孤高の専門学校校長

感じるままに言いたい放題

「なのに」と「くせに」

 開催中のパラリンピックの話題が毎日ニュースを賑わしている。パラスポーツと呼ばれるものが広く大衆に認知され始めたのは今からどれくらい前だろう。少なくとも私が若い頃には組織だったものとしては無かったのではないか? 知らなかっただけかもしれないが。しかし障害を持つ人たちのスポーツを競技として成立させるのは様々な観点から相当な困難があったものと思う。例えば上肢の部分的な欠損を例に挙げてみても、両腕なのか片腕なのか、またどの部分からの欠損なのかだけを考えても、失われた機能には無限ともいえるパターンがある。そして障害は複合するのだ。右手と左脚に機能障害があったり、車椅子に乗りながら知的障害がある選手もいるだろう。その意味では障害の状況と程度によって、カテゴリー分けは詳細になされてはいるものの、有利な選手とそうでない選手は存在するのだと思う。『スポーツとは勝ち負けではない』という向きもあるのかもしれないが、競技に臨み『勝ちたい』と思う選手の立場に立つと、きっとそうとは言い切れまい。

 

 事故や病気で体の機能を失った人が、『何もかも投げ出したくなった』とか『いっそ死ぬことも考えた』のように一度は捨鉢になることは自然なのかもしれない。しかしそこから不屈の精神力とひたむきな努力で再び生きる気力を取り戻したことに、私たちは感動し心からの声援を送る。健常者は言う。「あの人、腕がないのにすごいね」「目が見えないのにわかるんだね」と。そこには『障害者なのに』という見方がある。いや、確かにすごいんだからいいのだが、私の中では何かが引っかかっている。障害者『なのに』ということに。

 

 実生活では妻以外ではほとんど経験はないが、以前ある男性が乗る車椅子を数時間押したことがあった。いつも押してくれる担当とは違う人に押された下肢障害のその人と私は、しばらくなんでもない話をしていたが、会話をしているうちにその人がボソッと切り出した。「アダルトビデオを観たい」と。きっと私が男だから言い出せたのだと思う。私は初対面の人にこんなこと言うのかと一瞬ひるみそうになったが、「いいですよ。行きましょう」と言って街のレンタルビデオ屋に行った。ヒラヒラした暖簾のかかった向こう側のアダルトコーナーに車椅子を進める。そのエリアには既に数名の客がいた。しかし無言のその方を押しながら、私はあることに気がついた。そのような店では誰でも、できれば他の客にも関わりたくないし関わってほしくもないものだと思うが、私たちの姿を見るとその場にいた客は2度見をしたり、若い連れの2人などは、コソコソ何か耳打ちし合っている。それは間違いなく『障害者でもこんなところにくるんだ!』という視点であり、私はそんな客やレジにいる中年男性が『へぇ。障害者なのにねぇ』と思っているような空気感をビシビシ感じた。当たり前だが障害者にだって欲求はあるし異性の裸は見たいだろう。
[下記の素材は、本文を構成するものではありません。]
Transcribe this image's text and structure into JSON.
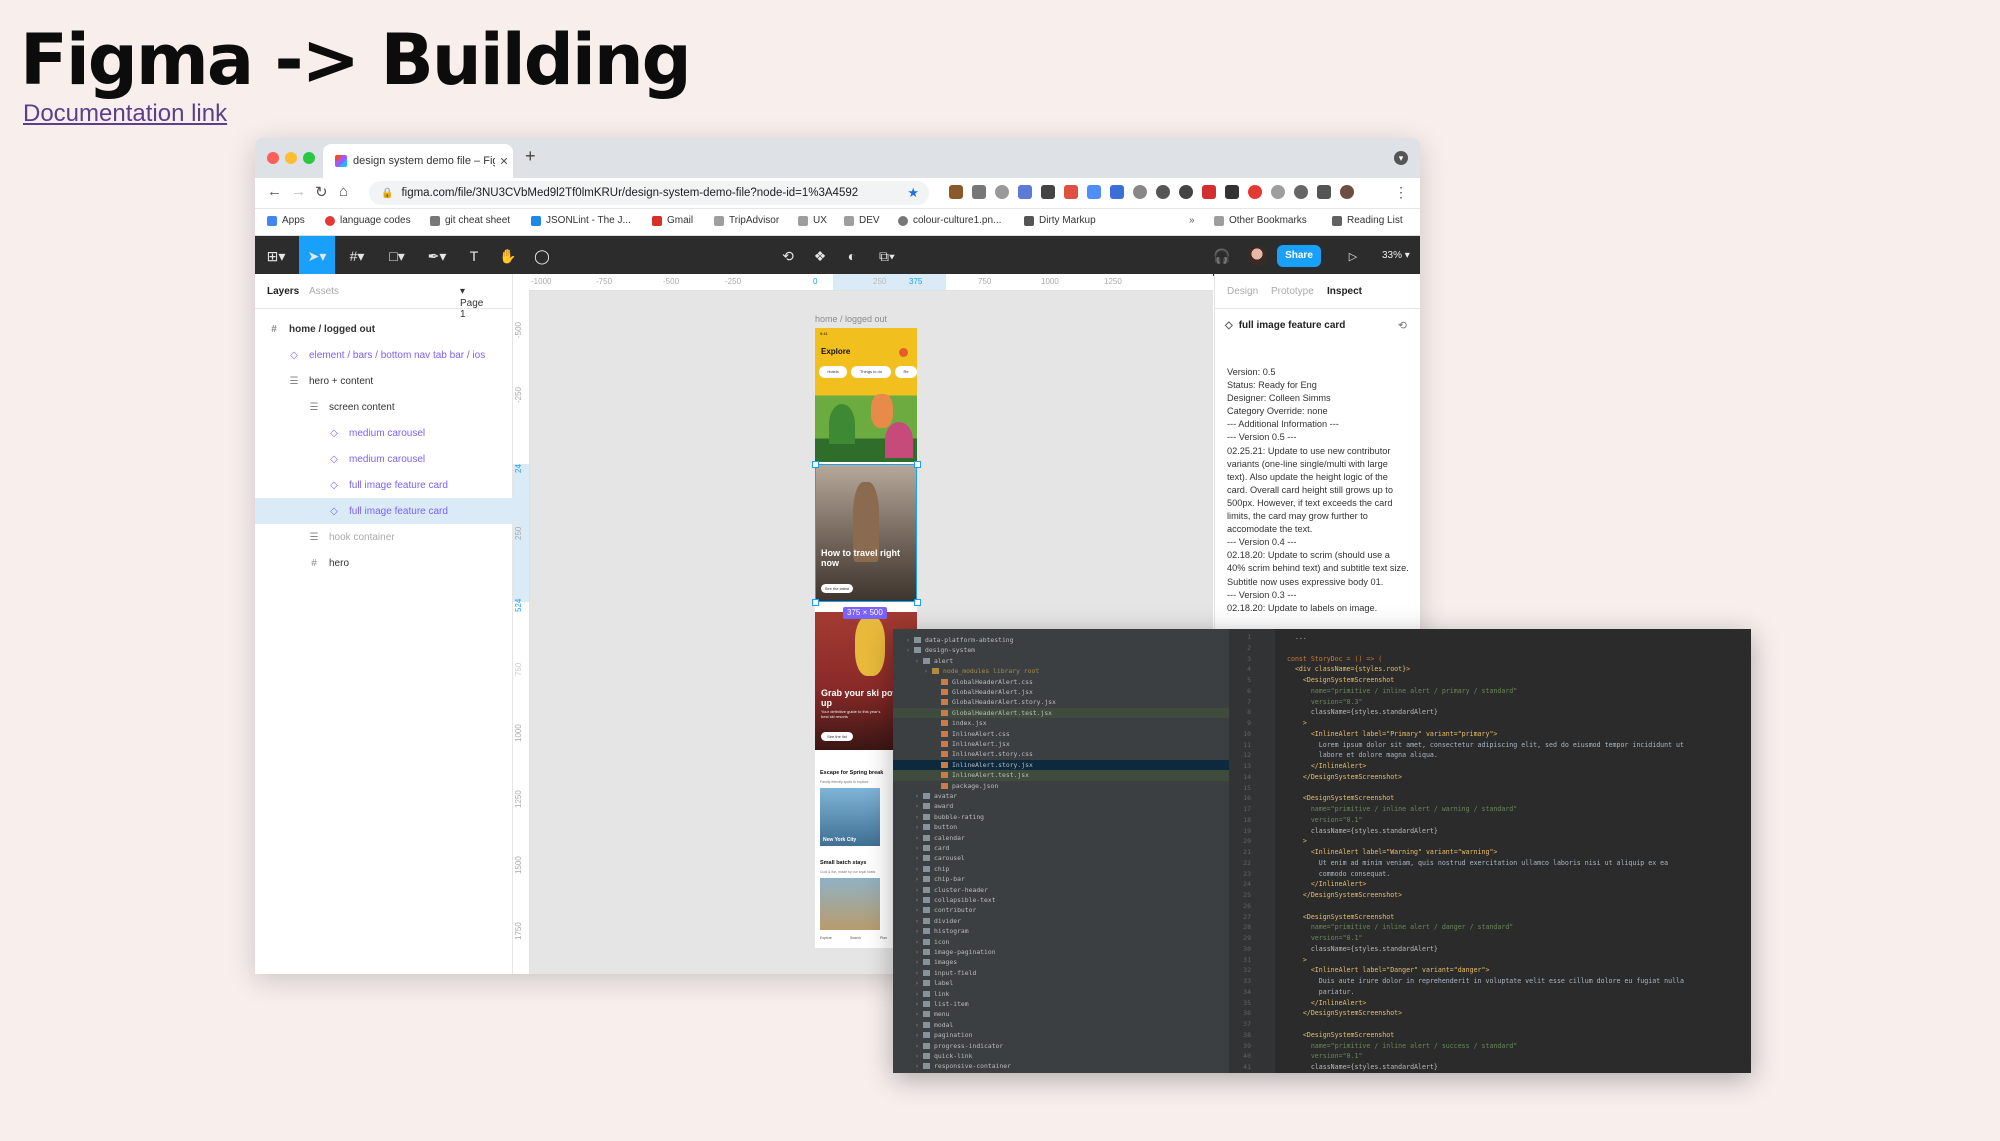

 日本では障害者の性は表に出ない。性に関してのオープン度が海外とは違うこともあるだろうが、我が国において、なぜか健常者にとっては障害者という生き物が、上澄みだけのきれいなものであると思い過ぎていると感じる。

 

 『なのに』という言葉はまだ許容があるようにも聞こえなくはない。しかし『障害者なのにすごいね!』は『障害者のくせに性欲があるんだ!』と同じ臭いがする。きれいに表現したか、汚い表現をしたかの差があるだけで、同じスタンスなのだ。やはり健常者が上から見下ろした位置からの言葉なのである。

 私はノーマライゼーションとは、全ての人が平等になるように、障害がある人に対して助けをすることではないと思いたい。例えば片腕を失った人が、あたかも両腕がある人のように活動できることは必要ではないと思う。無いものは無いのである。無いなら無いなりに、偏見なく普通に接することができて、初めて障害者は特別感や疎外感を感じずに済む。

 

 夏の終わりに毎年ある、◯時間テレビはしばらく前からアホらしくなって観なくなった。巨額のギャラが発生していることや走る理由がよくわからないマラソンなども観なくなった理由だが、最も忌避してしまうのは障害者をダシにした茶番(障害があるのに頑張って生きている!といったお涙頂戴)に嫌気がさしたことである。視聴者を馬鹿にし、また障害者を上から見下ろしているような『愛』は地球を救わない。